O apparat petista - uma profusão de ministros e parlamentares e ainda o chefe de gabinete presidencial, Gilberto Carvalho - que trate de debelar o perigo real e iminente. Quando o número um do partido, Ricardo Berzoini, declara que é lógico que a popularidade do presidente ajuda, mas "no Brasil não há tradição de transferência de votos", é lógico também deduzir daí que, em relação a São Paulo, Lula pôs as barbas de molho. Aliás, os superpoderes eleitorais de Lula foram um tanto exagerados - ao menos em pleitos que, para o eleitor, giram antes em torno dos problemas locais do que da grande política nacional.

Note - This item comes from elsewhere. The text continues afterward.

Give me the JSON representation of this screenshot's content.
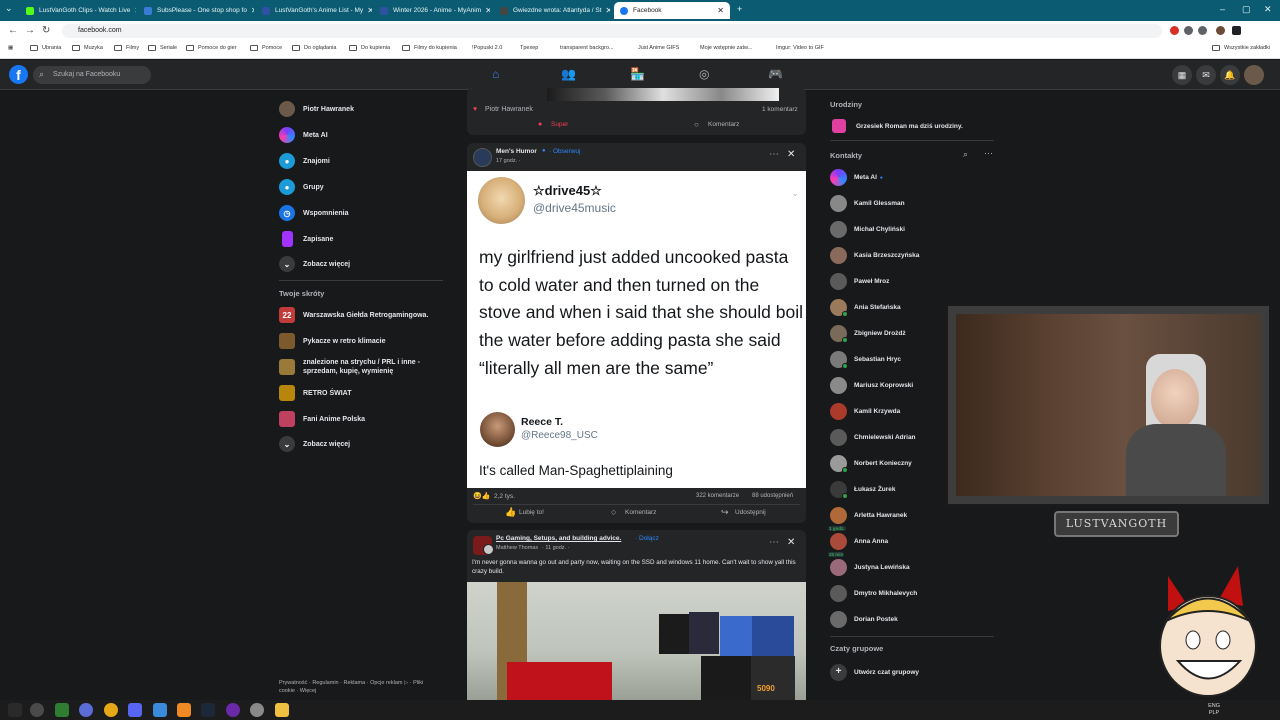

No primeiro turno, Lula gravou mensagens para 94 candidatos. Destes, 40 venceram, 9 passaram para a prova final e 45 perderam. No caso de Natal, fez mais e diferente: subiu ao palanque da candidata petista Fátima Bezerra, menos para exaltá-la do que para atacar a adversária Micarla de Souza, do PV, apoiada pelo líder da oposição no Senado, José Agripino Maia, do DEM. "O presidente não me conhece e falou do meu caráter, da minha profissão e do meu pai, que faleceu há 10 anos", lembrou Micarla numa entrevista. Apesar disso - ou por causa disso - ela se elegeu.
Em outras capitais de peso, Lula está impedido de se engajar pessoalmente em favor de seus companheiros quando os adversários deles são do PMDB, o pilar do governo de coalizão, com 6 ministros e 107 parlamentares. A neutralidade livra o presidente do problema de Porto Alegre, onde a petista Maria do Rosário dificilmente derrotará o peemedebista José Fogaça. Como tampouco se envolve em disputas entre partidos da base, Lula não terá o dissabor de aparecer no Rio com Eduardo Paes, do PMDB, apoiado pelo PT, que enfrenta Fernando Gabeira, do PV, apoiado pelo DEM. Lula não perdoa Paes por ter proposto uma investigação sobre o seu filho no caso Telemar-Gamecorp. Por fim, mesmo um fracasso de Marta não será o mal absoluto nas contas de Lula: deixará o campo livre para ele emplacar a ministra Dilma Rousseff como sua candidata em 2010.